Speaking to The MA in December 2012, Flaum said people will continue looking for value when eating out, even when the economy recovers.
"The recession has changed consumers for good," he said. "Food culture in the UK is growing and people want to eat out more, but are struggling through lack of disposable income, so they look to the value end of the market. The pub-restaurant sector offers so much value and the volume of people choosing it will continue to grow.
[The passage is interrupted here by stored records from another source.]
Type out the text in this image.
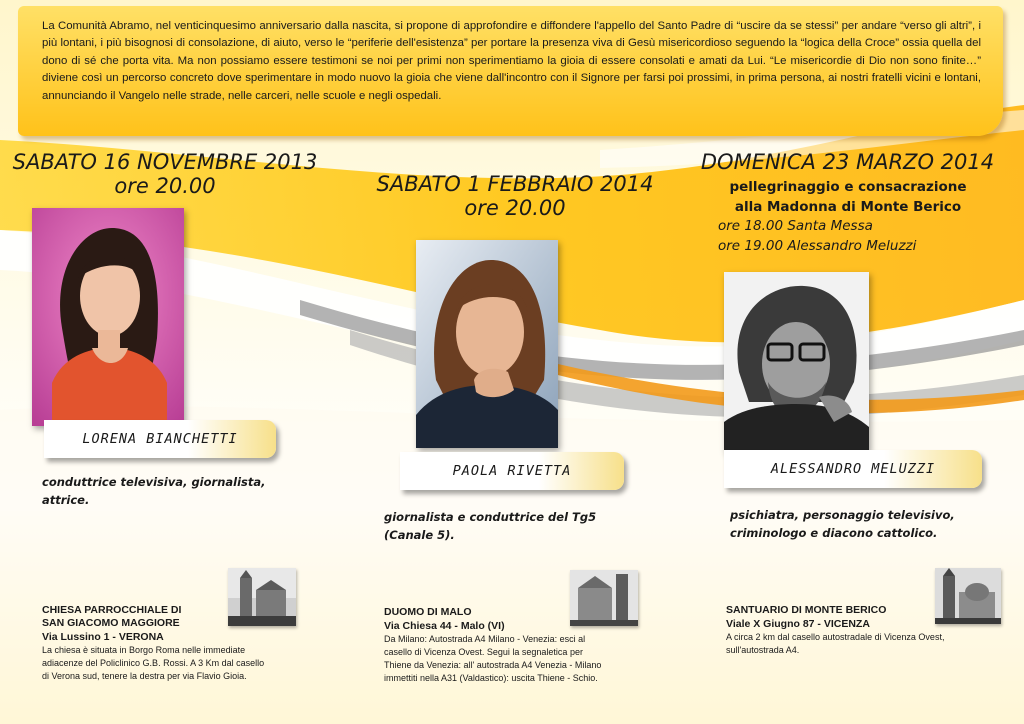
La Comunità Abramo, nel venticinquesimo anniversario dalla nascita, si propone di approfondire e diffondere l'appello del Santo Padre di “uscire da se stessi” per andare “verso gli altri”, i più lontani, i più bisognosi di consolazione, di aiuto, verso le “periferie dell'esistenza” per portare la presenza viva di Gesù misericordioso seguendo la “logica della Croce” ossia quella del dono di sé che porta vita. Ma non possiamo essere testimoni se noi per primi non sperimentiamo la gioia di essere consolati e amati da Lui. “Le misericordie di Dio non sono finite…” diviene così un percorso concreto dove sperimentare in modo nuovo la gioia che viene dall'incontro con il Signore per farsi poi prossimi, in prima persona, ai nostri fratelli vicini e lontani, annunciando il Vangelo nelle strade, nelle carceri, nelle scuole e negli ospedali.

SABATO 16 NOVEMBRE 2013
ore 20.00	SABATO 1 FEBBRAIO 2014
ore 20.00
DOMENICA 23 MARZO 2014
pellegrinaggio e consacrazione
alla Madonna di Monte Berico
ore 18.00 Santa Messa
ore 19.00 Alessandro Meluzzi
LORENA BIANCHETTI
PAOLA RIVETTA	ALESSANDRO MELUZZI
conduttrice televisiva, giornalista, attrice.
giornalista e conduttrice del Tg5
(Canale 5).
psichiatra, personaggio televisivo,
criminologo e diacono cattolico.
CHIESA PARROCCHIALE DI
SAN GIACOMO MAGGIORE
Via Lussino 1 - VERONA
La chiesa è situata in Borgo Roma nelle immediate
adiacenze del Policlinico G.B. Rossi. A 3 Km dal casello
di Verona sud, tenere la destra per via Flavio Gioia.
DUOMO DI MALO
Via Chiesa 44 - Malo (VI)
Da Milano: Autostrada A4 Milano - Venezia: esci al
casello di Vicenza Ovest. Segui la segnaletica per
Thiene da Venezia: all' autostrada A4 Venezia - Milano
immettiti nella A31 (Valdastico): uscita Thiene - Schio.
SANTUARIO DI MONTE BERICO
Viale X Giugno 87 - VICENZA
A circa 2 km dal casello autostradale di Vicenza Ovest,
sull'autostrada A4.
There is an opportunity for chains and brands to grow and get even better.
"The customer really perceives value; it’s very important in today’s market."
Again, this perhaps strikes a chord with today’s operators in light of the success of the Government-backed EOTHO scheme.
Very different ‘dynamics’
Reflecting on the current downturn, while UKHosptality chief executive Kate Nicholls states that “obviously it is not good news but neither is it surprising given the past few months”, she argues that conditions in 2020 differ significantly from the last recession.
“It is different this time as we are only just emerging from three months’ worth of forced closures, with the possibility of more on the horizon,” she says.
Christie & Co’s Owens concurs that there are “very different dynamics at play” compared to the last financial crisis.
“A much sharper decline and recovery may well be likely and much of the Government support has been aimed at ensuring businesses survive and that employees and consumers are protected as much as possible, all of which should be positive for the pub and hospitality sectors,” he explains.
“How much of the behavioural change we have seen is likely to remain permanent is probably as much to do with a successful vaccine being widely available as it is on direct economic factors, although the two are inextricably linked.
“However, history does provide a few clues. Pubs have been through many a downturn and doggedly survived, whilst restaurants rise and fall like the waves, but always come back for more."